Top-seeded Cheyney State (22-2) plays fourth-seeded Penn State (18-7) in the first Region 1-B game at 7, followed by No. 2 seed Rutgers (24-4) and third-seeded Maryland (17-7) at 9. The winners will play Saturday at 9 p.m. for the championship, won last year by Maryland.Even if the Terps loss here, they could receive an atlarge berth to the AIAW's national tournament that starts Wednesday.

Lytle is averaging 14.9 points, 3.6 steals and 4.2 assists for Maryland. After missing the first seven games of the year because of academic ineligibility, Lytle has become a key figure in the Terps' fast break and in their pressure defense. She was the dominant player during the Atlantic Coast Conference tournament last month in Clemson, and got the Terrapins here by making an off-balance driving shot at the buzzer in a 69-68 victory over Seton Hall last week.
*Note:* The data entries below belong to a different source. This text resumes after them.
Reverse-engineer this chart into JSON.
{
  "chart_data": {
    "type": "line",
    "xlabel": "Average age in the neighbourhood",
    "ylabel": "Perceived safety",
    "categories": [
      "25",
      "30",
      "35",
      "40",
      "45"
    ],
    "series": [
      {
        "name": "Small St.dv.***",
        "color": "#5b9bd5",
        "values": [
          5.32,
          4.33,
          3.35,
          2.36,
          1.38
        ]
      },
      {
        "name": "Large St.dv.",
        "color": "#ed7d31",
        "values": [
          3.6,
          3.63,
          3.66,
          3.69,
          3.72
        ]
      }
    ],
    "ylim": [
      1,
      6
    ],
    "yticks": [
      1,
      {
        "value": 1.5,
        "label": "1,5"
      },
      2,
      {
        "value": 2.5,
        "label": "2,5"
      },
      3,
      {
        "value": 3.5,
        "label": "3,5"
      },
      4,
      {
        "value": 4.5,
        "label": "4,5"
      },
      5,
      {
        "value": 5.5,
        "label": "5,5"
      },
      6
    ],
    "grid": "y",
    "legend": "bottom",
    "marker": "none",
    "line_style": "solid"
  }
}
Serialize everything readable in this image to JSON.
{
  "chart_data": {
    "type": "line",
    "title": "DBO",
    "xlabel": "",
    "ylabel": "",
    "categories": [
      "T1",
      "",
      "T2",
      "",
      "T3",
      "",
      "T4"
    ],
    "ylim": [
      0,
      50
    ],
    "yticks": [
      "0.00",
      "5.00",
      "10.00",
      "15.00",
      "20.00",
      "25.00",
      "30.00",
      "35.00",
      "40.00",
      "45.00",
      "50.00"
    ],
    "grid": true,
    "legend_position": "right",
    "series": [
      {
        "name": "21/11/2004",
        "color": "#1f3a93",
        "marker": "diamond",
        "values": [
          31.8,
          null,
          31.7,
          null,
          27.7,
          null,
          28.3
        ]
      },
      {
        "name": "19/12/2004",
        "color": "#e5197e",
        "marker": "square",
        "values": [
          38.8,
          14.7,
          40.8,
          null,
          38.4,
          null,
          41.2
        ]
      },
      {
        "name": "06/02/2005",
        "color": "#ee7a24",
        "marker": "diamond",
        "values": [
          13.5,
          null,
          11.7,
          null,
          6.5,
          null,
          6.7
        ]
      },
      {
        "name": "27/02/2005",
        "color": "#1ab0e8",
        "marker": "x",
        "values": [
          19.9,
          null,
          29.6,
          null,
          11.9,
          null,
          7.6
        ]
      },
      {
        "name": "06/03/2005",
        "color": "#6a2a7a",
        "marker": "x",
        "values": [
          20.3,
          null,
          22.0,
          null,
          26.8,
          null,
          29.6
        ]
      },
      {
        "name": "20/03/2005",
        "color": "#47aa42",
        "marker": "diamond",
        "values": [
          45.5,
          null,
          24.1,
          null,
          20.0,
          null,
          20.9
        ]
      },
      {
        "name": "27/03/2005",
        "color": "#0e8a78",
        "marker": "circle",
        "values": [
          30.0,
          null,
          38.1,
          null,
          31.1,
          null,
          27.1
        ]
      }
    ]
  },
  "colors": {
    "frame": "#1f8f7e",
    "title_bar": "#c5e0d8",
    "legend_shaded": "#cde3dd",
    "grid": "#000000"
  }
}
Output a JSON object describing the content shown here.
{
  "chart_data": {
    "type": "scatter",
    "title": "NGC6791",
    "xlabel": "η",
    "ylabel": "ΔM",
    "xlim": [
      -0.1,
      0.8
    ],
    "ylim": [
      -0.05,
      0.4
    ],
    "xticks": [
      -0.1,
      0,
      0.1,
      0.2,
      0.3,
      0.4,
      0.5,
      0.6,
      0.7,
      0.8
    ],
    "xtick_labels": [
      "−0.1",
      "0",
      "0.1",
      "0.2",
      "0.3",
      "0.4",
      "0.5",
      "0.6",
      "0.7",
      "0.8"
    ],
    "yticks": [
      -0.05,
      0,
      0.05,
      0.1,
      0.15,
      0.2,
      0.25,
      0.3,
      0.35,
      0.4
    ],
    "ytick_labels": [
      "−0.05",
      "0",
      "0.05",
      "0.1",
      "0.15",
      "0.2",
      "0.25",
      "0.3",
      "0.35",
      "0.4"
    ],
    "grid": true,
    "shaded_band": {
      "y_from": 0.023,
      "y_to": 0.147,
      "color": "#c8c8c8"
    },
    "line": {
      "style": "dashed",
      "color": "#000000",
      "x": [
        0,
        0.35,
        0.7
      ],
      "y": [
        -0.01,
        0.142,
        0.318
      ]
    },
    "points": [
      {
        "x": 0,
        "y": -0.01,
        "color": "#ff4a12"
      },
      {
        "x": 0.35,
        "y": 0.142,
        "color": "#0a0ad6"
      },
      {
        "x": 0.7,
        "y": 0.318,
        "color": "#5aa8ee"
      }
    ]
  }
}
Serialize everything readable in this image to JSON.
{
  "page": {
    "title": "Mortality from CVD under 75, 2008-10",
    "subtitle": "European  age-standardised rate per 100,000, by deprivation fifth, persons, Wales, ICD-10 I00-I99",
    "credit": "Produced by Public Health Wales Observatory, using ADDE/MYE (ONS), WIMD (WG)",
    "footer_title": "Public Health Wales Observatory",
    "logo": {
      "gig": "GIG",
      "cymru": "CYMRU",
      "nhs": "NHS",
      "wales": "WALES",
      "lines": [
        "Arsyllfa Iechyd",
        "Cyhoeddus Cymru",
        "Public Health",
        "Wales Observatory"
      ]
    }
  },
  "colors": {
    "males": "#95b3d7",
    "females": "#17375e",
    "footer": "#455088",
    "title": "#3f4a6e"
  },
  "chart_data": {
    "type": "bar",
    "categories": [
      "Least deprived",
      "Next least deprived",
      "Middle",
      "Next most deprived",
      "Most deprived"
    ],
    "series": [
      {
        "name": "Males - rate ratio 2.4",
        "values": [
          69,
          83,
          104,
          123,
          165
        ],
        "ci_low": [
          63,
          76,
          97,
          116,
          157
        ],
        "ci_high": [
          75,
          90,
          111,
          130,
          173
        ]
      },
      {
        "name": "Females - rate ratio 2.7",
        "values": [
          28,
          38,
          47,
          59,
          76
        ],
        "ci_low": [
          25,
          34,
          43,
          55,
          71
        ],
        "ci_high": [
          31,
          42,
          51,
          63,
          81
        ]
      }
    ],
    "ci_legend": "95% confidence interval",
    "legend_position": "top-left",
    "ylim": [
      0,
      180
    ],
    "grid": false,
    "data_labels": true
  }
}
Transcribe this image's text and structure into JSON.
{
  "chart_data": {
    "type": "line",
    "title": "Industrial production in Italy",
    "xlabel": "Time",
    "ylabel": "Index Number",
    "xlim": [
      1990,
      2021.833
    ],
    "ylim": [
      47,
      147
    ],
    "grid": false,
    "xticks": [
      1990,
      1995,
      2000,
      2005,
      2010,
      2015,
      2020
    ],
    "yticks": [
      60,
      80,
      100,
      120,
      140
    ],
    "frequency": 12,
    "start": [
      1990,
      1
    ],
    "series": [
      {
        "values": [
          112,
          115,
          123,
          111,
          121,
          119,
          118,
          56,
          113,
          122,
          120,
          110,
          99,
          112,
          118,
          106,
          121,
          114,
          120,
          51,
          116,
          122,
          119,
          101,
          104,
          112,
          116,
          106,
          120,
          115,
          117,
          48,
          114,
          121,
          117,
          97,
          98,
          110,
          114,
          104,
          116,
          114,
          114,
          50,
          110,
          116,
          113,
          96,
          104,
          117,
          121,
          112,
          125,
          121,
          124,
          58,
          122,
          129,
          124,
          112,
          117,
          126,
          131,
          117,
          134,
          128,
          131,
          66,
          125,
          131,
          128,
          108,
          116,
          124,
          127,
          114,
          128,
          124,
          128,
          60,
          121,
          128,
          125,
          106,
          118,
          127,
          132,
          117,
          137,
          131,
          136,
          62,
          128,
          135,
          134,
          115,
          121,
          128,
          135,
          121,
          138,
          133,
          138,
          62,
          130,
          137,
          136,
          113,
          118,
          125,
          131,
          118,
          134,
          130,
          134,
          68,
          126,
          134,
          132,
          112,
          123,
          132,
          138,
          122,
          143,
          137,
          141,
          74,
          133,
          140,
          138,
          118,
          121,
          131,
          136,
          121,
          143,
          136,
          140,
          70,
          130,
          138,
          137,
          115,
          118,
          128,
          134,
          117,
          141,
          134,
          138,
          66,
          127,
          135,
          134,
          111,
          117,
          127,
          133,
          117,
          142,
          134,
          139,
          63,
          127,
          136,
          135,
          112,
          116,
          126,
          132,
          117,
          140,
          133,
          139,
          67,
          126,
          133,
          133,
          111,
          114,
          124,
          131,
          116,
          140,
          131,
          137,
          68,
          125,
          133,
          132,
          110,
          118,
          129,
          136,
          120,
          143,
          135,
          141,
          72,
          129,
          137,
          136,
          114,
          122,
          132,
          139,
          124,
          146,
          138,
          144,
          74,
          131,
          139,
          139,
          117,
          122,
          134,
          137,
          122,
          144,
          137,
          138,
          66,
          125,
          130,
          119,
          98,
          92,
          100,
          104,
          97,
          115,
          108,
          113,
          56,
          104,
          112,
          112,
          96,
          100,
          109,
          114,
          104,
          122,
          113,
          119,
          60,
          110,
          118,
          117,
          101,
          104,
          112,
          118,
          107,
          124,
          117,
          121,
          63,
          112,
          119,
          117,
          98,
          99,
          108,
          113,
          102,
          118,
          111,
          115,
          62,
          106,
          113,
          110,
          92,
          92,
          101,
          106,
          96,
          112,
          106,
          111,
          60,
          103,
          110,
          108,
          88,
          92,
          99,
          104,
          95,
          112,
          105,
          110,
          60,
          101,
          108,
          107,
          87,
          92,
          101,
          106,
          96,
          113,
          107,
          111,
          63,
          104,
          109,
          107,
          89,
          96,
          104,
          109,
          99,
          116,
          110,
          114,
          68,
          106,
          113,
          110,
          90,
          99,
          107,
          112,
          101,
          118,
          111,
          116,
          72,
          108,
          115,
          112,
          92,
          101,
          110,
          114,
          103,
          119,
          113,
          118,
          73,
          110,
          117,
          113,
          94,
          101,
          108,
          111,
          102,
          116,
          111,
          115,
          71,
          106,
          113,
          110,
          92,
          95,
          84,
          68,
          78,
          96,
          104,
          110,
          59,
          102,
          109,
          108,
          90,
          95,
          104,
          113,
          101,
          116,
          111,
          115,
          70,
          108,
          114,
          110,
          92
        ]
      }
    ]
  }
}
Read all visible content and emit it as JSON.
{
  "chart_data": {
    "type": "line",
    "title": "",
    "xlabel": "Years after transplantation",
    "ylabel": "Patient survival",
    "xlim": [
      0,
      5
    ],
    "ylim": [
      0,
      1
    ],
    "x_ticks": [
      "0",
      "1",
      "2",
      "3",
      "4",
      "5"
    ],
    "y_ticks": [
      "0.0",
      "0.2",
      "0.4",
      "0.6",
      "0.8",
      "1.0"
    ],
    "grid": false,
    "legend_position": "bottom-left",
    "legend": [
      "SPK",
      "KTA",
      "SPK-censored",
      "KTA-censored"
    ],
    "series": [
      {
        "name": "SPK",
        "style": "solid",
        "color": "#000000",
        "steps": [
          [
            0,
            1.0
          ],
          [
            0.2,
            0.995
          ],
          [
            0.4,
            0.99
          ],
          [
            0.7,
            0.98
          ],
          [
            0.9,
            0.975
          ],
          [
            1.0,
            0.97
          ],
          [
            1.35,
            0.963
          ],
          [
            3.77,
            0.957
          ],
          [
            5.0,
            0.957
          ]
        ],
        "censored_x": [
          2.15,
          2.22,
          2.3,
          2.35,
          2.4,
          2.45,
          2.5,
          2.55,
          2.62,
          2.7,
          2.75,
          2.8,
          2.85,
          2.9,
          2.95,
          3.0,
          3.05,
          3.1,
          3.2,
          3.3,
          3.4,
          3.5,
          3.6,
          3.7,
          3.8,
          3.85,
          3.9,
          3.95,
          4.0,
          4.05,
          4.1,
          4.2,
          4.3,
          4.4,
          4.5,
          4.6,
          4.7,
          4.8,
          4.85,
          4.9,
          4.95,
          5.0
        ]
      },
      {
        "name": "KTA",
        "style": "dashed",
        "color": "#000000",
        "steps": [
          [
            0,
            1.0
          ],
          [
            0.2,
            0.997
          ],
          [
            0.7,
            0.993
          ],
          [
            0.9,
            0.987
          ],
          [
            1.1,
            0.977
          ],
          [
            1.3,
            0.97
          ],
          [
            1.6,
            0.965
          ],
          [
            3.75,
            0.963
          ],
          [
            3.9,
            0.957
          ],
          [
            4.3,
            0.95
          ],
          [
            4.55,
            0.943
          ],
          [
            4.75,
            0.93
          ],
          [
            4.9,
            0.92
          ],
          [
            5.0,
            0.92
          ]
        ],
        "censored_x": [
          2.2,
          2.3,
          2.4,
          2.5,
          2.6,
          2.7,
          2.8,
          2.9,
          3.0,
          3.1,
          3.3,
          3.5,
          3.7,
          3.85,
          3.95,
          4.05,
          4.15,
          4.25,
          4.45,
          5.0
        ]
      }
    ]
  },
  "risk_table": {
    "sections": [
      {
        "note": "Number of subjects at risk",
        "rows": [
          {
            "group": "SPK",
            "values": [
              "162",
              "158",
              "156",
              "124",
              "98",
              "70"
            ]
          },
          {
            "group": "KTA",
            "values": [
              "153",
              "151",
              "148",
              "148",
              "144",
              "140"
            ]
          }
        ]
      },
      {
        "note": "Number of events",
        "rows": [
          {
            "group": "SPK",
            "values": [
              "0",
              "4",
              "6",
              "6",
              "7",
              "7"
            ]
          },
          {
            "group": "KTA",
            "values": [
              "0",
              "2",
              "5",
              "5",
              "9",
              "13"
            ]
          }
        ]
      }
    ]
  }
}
Nevertheless, Lytle has sometimes been the dispair of Maryland Coach Chris Weller, a taskmaster who has found Lytle's flashy brand of street ball less than charming.

"People think we hold a player down at Maryland," said Weller. "It's not that. It's just that this is college basketball, and here turnovers hurt much more. In street ball, a spectacular play that almost works is all right. mHere, it's just a turnover. Debbie has the potential to be as good as she wants to be."